Awal Penyakit Campak
Pertama kali dicatat oleh Abu Bakar Muhammad Zakariyya Ar-Razi, seorang dokter Persia, pada abad ke-9 dalam bukunya The Book of Smallpox and Measles. Ia menyebut campak sebagai penyakit yang lebih menakutkan daripada cacar karena tingkat penularannya yang sangat tinggi.
Penemuan Penyebab
Pada tahun 1757, dokter Skotlandia Francis Home membuktikan bahwa campak disebabkan oleh patogen infeksius, meski belum mengetahui bahwa itu adalah virus. Baru pada abad ke-20, penyakit ini diidentifikasi sebagai penyakit yang disebabkan oleh virus RNA yang sangat menular melalui percikan ludah penderita.
Penyebaran Global
Campak menyebar luas seiring dengan eksplorasi global pada abad ke-16. Wabah besar terjadi di wilayah yang sebelumnya belum terpapar, seperti Hawaii (1848) dan Fiji (1875), dengan dampak yang sangat mematikan.
Vaksinasi dan Pencegahan
Vaksin campak ditemukan pada tahun 1963, yang secara drastis menurunkan angka kematian dan penyebaran penyakit ini di banyak negara. Di Indonesia, vaksin campak menjadi bagian dari imunisasi dasar anak dan program BIAS di sekolah.
Masuknya Campak ke Indonesia
Campak bukanlah penyakit baru di Indonesia. Penyakit ini telah menjadi bagian dari sejarah kesehatan masyarakat sejak masa kolonial.

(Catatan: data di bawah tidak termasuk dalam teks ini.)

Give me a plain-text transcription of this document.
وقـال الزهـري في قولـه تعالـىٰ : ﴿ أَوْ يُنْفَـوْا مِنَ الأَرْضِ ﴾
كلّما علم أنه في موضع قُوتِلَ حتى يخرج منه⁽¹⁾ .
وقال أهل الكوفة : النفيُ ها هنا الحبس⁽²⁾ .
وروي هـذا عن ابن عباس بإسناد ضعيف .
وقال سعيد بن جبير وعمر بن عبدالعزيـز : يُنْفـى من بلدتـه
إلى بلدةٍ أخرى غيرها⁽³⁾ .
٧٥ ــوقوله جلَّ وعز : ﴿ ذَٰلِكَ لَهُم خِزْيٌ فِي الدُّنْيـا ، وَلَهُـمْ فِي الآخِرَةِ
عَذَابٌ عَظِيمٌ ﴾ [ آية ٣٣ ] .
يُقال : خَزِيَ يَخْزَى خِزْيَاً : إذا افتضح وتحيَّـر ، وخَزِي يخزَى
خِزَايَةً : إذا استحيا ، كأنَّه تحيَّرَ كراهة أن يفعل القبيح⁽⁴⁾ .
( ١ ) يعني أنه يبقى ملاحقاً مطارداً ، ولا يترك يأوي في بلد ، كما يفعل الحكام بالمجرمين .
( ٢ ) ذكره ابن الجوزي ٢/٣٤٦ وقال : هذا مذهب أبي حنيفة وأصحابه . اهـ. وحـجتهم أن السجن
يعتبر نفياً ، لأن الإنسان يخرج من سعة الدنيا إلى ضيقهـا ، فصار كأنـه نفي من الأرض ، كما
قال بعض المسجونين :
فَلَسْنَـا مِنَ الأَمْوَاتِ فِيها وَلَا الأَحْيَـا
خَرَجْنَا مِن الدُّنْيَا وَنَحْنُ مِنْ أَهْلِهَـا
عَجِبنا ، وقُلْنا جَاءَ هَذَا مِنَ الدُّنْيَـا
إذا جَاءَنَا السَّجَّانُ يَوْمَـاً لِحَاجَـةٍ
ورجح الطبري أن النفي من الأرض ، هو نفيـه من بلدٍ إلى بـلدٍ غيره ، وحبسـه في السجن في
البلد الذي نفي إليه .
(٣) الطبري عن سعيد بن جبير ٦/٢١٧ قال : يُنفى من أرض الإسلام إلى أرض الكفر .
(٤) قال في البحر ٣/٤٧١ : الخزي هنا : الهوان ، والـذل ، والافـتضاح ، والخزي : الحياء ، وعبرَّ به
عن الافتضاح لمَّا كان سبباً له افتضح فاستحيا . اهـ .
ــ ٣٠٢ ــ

Awal Mula dan Masa Kolonial
Campak diperkirakan masuk ke Indonesia melalui interaksi global dan kolonialisme, terutama dari Eropa pada abad ke-19. Pada masa Hindia Belanda, wabah campak sempat menjadi Kejadian Luar Biasa (KLB), sehingga pemerintah kolonial menyediakan imunisasi bagi masyarakat.
Perkembangan Kasus dan Penanganan
- 1982: Pemerintah Indonesia mulai mengendalikan campak melalui program imunisasi nasional, dengan vaksin diberikan pada usia 9 bulan.
- 2018: Terdapat 8.429 kasus suspek campak, dengan 85 KLB di berbagai provinsi. Provinsi dengan kasus tertinggi: Jawa Tengah, DKI Jakarta, dan Aceh.
- 2019–2022: Indonesia berkomitmen bersama WHO untuk mengeliminasi campak dan rubela pada 2023. Namun, pandemi COVID-19 sempat mengganggu cakupan imunisasi dan surveilans.
Strategi Eliminasi Campak
Pemerintah menerapkan tiga tahap strategi eliminasi:
- Reduksi: Meningkatkan cakupan imunisasi dan menurunkan kematian hingga 90 persen.
- Eliminasi: Target cakupan imunisasi >95% dan minimnya KLB.
- Eradikasi: Campak tidak ditemukan lagi secara nasional.
Campak masih menjadi ancaman jika imunisasi tidak merata dan tidak dilakukan secara terus-menerus.